One fully-loaded blast of an indie horror anthology

Eduardo Sánchez offers comedic levity next in "El Vampiro," about a vampire lord who goes bloodsucking in Old Town but forgets it's Daylight Savings. Hemky Madera stars in this more slapstick vampiric jokeshow as he mind controls policemen like a "What We Do In The Shadows" gag or foolishly reminds his frustrated lover that he's her master, which ends with a slammed phone and backpedaled apologies. It's another emphatically gory display, but more in a midnighter classification where egg-tossing Halloween pests get their arms, heads, and hearts ripped apart — which we see happen in shadow silhouettes. Sánchez is having a grand ol' time tossing prosthetic limbs around while soaking his vampire's white shirt blood red, while Madera excels as an eternal husband who keeps eating his foot like a sitcom stooge.

Gigi Saul Guerrero brings nature-based cultural significance to "Nahuales," a sacrificial kidnapping that pits De la Cruz (Ari Gallegos) against humans who possess the power to transform spiritually or physically into an animal form. There's early paranoia as De la Cruz skittishly reaches a safehouse, pointing his shotgun at a doorway, which devolves into a torture scenario after being captured as witchy Madre Tierra (Gabriela Ruíz) informs De la Cruz that he hecked up real bad. Guerrero brings her ensemble into the woods, spills bowls full of blood that gets slathered on bodies, and allows Madre Tierra to become her animalistic self. After the morbid merriment of "El Vampiro?" "Nahuales" drags us kicking and screaming into Mexican folklore, like an offering of sticky-slimy violence to the horror gods that highlights Guerrero's dirtier and more punishing practical effects.

Finally, we have Alejandro Brugués' "The Hammer of Zanzibar," another funnybone entry, with respects paid to "Evil Dead." Malcolm (Jonah Ray Rodrigues) reunites with an ex at the restaurant where she broke things off because it's not really his former lover — it's King Zombie (Morgana Ignis). Brugués' blending of horror and comedy goes a long way as Malcolm refuses to give King Zombie the cursed recording in his possession, now with his original "I'm Gonna Kill You" bonus song. Jonah Ray's reactions are hilarious, whether hearing about the repeated sexual encounters The Mystic Museum's owner had with a Zanzibarian deity or bashing King Zombie with the phallic Hammer of Zanzibar. "Evil Dead" comparisons are in milky Deadite peepers and Bruce Campbell performance nods, although never as badass — which Ray doesn't try to assert. Fans of "Juan of the Dead" will seek the same pleasures in "The Hammer of Zanzibar," as Malcolm is hurled around like a rag doll until leveling the odds.

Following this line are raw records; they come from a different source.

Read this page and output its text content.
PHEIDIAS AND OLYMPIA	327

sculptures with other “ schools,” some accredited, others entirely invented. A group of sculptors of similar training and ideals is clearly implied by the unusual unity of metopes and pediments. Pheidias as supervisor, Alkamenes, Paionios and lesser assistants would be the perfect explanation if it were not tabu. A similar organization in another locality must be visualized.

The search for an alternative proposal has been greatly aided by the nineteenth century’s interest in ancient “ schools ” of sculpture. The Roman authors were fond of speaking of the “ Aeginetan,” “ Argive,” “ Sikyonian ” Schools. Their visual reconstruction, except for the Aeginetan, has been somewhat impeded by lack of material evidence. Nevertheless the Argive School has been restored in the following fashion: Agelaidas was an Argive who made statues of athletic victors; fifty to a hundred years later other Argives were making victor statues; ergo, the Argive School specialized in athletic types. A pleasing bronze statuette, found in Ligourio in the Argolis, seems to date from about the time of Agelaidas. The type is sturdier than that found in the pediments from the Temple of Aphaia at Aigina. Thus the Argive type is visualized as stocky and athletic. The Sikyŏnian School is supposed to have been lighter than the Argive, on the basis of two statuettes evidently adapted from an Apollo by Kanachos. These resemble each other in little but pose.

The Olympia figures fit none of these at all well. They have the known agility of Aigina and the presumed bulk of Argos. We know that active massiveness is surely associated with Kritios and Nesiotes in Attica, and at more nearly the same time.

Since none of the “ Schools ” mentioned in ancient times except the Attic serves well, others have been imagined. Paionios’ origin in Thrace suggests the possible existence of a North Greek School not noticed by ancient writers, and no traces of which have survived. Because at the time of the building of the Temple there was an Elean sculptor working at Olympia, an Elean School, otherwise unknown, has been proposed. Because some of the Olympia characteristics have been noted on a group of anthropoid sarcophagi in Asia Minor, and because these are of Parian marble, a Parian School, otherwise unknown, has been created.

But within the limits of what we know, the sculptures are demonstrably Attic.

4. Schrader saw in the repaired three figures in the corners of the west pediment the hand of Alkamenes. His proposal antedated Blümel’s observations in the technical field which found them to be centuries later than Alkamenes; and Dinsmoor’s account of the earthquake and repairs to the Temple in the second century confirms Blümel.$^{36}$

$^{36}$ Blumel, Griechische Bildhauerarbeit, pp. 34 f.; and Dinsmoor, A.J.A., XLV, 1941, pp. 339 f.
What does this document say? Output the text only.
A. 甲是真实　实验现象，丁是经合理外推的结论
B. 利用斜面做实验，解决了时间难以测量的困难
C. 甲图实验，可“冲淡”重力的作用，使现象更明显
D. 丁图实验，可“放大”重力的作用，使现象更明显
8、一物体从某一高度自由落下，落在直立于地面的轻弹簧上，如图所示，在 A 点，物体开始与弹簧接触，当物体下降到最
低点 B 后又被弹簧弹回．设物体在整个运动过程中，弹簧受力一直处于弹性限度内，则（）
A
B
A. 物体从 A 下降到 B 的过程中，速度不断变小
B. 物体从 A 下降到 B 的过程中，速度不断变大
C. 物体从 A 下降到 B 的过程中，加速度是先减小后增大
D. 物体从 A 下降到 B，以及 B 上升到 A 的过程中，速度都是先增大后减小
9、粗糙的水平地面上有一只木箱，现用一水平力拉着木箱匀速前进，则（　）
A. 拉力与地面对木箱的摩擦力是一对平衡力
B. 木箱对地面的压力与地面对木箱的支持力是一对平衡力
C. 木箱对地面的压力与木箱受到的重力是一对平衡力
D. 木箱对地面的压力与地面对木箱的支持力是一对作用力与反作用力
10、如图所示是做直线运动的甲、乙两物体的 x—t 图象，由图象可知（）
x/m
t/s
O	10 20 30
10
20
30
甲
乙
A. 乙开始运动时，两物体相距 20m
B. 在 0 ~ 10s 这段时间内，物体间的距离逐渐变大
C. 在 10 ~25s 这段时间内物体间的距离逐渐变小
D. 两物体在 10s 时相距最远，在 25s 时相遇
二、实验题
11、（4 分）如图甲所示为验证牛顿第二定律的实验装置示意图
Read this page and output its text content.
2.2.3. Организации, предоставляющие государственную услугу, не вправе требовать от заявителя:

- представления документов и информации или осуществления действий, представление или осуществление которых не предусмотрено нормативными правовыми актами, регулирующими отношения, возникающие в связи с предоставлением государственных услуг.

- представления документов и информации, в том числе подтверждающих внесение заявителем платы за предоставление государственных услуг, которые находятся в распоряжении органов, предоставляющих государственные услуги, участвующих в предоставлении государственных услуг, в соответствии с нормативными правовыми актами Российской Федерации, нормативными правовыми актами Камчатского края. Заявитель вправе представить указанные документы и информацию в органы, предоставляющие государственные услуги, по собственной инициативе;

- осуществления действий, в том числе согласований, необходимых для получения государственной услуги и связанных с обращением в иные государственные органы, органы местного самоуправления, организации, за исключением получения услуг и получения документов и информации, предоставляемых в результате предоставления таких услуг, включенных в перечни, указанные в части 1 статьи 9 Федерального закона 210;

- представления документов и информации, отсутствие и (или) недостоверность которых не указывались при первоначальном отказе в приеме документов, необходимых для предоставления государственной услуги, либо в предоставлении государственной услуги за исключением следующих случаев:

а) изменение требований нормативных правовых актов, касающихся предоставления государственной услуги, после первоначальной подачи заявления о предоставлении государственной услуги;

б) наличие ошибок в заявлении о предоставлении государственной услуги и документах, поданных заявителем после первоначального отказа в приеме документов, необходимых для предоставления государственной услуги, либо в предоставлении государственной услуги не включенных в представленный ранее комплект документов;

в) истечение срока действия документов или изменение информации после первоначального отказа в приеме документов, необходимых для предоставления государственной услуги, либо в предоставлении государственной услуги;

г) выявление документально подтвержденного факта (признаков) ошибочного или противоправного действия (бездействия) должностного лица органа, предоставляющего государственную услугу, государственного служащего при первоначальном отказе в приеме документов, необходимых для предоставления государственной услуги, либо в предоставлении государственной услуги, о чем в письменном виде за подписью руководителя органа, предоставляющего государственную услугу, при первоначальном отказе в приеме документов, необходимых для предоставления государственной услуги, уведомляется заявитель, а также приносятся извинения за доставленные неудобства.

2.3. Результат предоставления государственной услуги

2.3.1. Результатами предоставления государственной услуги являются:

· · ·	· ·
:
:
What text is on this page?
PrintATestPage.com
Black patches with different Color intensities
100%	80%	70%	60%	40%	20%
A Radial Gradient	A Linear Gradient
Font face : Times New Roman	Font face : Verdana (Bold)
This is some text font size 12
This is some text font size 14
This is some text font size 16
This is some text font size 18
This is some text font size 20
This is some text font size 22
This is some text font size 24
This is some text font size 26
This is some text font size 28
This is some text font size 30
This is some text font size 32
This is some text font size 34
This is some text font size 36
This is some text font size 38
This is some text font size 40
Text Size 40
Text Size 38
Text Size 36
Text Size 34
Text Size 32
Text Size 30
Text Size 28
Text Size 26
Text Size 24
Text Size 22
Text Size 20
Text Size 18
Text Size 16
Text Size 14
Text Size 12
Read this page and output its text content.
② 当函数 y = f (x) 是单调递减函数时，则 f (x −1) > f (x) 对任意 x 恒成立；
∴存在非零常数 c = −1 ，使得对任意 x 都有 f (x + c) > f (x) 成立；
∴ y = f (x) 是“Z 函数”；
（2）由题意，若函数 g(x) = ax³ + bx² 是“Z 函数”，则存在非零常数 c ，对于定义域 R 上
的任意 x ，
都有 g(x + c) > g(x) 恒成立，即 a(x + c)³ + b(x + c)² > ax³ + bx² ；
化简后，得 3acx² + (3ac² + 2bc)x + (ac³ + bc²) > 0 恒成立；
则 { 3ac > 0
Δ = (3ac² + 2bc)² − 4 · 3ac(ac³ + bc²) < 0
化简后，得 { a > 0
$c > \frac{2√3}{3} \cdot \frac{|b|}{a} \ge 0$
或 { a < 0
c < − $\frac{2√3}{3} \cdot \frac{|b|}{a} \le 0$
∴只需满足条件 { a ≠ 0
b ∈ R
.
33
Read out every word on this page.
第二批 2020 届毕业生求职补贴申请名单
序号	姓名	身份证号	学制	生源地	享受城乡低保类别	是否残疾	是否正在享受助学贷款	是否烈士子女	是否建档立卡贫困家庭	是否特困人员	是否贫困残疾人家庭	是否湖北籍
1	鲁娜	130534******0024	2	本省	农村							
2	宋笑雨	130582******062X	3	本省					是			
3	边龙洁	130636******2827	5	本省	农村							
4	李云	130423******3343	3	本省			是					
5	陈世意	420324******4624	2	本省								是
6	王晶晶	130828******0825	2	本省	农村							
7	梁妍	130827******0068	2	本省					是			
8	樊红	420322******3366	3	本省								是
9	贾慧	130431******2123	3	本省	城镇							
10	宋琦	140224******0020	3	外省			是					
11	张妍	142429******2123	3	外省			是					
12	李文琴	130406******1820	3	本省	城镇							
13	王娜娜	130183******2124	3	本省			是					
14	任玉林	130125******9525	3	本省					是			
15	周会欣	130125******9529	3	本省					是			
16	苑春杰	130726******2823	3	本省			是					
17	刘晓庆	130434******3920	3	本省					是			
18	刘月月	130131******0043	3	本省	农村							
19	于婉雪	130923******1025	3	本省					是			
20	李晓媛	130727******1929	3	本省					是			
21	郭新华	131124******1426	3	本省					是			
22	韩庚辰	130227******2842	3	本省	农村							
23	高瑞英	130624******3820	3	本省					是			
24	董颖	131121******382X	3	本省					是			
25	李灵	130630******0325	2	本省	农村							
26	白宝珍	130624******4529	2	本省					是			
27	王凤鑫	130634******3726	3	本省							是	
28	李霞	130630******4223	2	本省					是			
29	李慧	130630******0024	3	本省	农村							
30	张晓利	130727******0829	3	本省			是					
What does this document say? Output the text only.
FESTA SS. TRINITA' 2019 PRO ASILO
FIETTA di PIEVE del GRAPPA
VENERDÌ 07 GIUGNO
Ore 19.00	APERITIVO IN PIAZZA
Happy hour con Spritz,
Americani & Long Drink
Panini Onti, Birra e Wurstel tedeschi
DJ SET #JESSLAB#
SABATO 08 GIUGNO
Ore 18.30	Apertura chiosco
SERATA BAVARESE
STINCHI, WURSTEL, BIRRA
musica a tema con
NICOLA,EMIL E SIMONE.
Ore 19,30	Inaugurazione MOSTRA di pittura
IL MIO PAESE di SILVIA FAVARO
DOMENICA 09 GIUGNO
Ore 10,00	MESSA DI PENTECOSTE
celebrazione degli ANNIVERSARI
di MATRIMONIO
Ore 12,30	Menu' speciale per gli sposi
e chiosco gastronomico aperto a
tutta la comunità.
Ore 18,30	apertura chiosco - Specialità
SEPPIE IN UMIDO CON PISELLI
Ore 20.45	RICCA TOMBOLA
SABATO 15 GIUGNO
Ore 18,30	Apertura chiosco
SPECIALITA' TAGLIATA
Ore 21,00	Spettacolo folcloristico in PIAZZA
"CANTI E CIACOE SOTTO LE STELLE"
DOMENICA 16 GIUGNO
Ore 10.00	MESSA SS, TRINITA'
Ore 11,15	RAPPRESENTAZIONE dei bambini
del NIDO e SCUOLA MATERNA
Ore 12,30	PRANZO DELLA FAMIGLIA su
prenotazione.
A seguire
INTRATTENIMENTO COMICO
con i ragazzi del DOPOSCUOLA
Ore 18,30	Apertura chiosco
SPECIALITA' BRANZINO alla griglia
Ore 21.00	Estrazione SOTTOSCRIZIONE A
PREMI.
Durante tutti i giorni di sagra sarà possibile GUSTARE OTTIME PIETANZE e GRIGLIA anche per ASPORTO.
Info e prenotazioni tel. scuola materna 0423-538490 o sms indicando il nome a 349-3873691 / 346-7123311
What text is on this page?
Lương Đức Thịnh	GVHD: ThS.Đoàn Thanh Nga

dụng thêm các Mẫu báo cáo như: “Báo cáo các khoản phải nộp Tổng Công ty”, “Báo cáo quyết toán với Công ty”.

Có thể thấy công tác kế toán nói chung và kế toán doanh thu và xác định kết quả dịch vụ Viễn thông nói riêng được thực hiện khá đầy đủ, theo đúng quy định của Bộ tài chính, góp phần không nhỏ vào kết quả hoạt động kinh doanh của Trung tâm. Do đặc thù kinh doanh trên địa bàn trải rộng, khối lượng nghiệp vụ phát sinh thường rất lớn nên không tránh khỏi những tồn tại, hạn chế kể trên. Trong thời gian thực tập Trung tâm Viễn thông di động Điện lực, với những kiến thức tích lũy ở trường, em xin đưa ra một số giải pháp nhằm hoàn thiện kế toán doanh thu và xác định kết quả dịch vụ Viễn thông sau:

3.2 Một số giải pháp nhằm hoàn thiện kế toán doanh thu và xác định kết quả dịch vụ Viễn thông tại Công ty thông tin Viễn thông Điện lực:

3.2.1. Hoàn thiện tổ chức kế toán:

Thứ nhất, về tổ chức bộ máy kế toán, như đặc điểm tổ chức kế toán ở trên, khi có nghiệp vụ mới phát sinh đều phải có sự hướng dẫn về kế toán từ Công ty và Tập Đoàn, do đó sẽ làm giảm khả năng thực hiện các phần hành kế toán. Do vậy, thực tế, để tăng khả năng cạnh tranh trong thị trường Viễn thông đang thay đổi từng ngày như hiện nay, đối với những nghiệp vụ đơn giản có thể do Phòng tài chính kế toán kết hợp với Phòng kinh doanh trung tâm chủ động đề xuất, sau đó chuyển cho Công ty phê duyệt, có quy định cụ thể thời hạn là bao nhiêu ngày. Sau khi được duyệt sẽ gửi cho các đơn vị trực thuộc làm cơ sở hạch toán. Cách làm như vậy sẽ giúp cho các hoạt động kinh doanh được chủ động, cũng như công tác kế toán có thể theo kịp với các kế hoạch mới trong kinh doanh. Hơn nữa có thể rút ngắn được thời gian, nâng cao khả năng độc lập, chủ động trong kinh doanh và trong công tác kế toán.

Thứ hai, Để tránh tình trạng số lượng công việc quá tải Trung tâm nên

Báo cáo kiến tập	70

"Satanic Hispanics" isn't impenetrable — one or two segments could use shortening, its lower budget shows, and comedy routines don't exclusively land — but it is one fully-loaded blast of an indie horror anthology. At the intersection of representation and international storytelling exists bounties like this filled with cackling creature transformations, mystical reaper-killer weaponry, and originality that's nothing but retold bedtime stories from other countries. When firing on all cylinders, viewers might presume that everyone behind "Satanic Hispanics" shares the same brain. There's a fluidity that strikes multiple horror nerves while offering varied experiences from gut-clenching laughs to squirm-in-discomfort scariness. Horror anthologies nor the horror genre benefit from segregation — "Satanic Hispanics" is just another recommendable step in the correctly inclusive direction.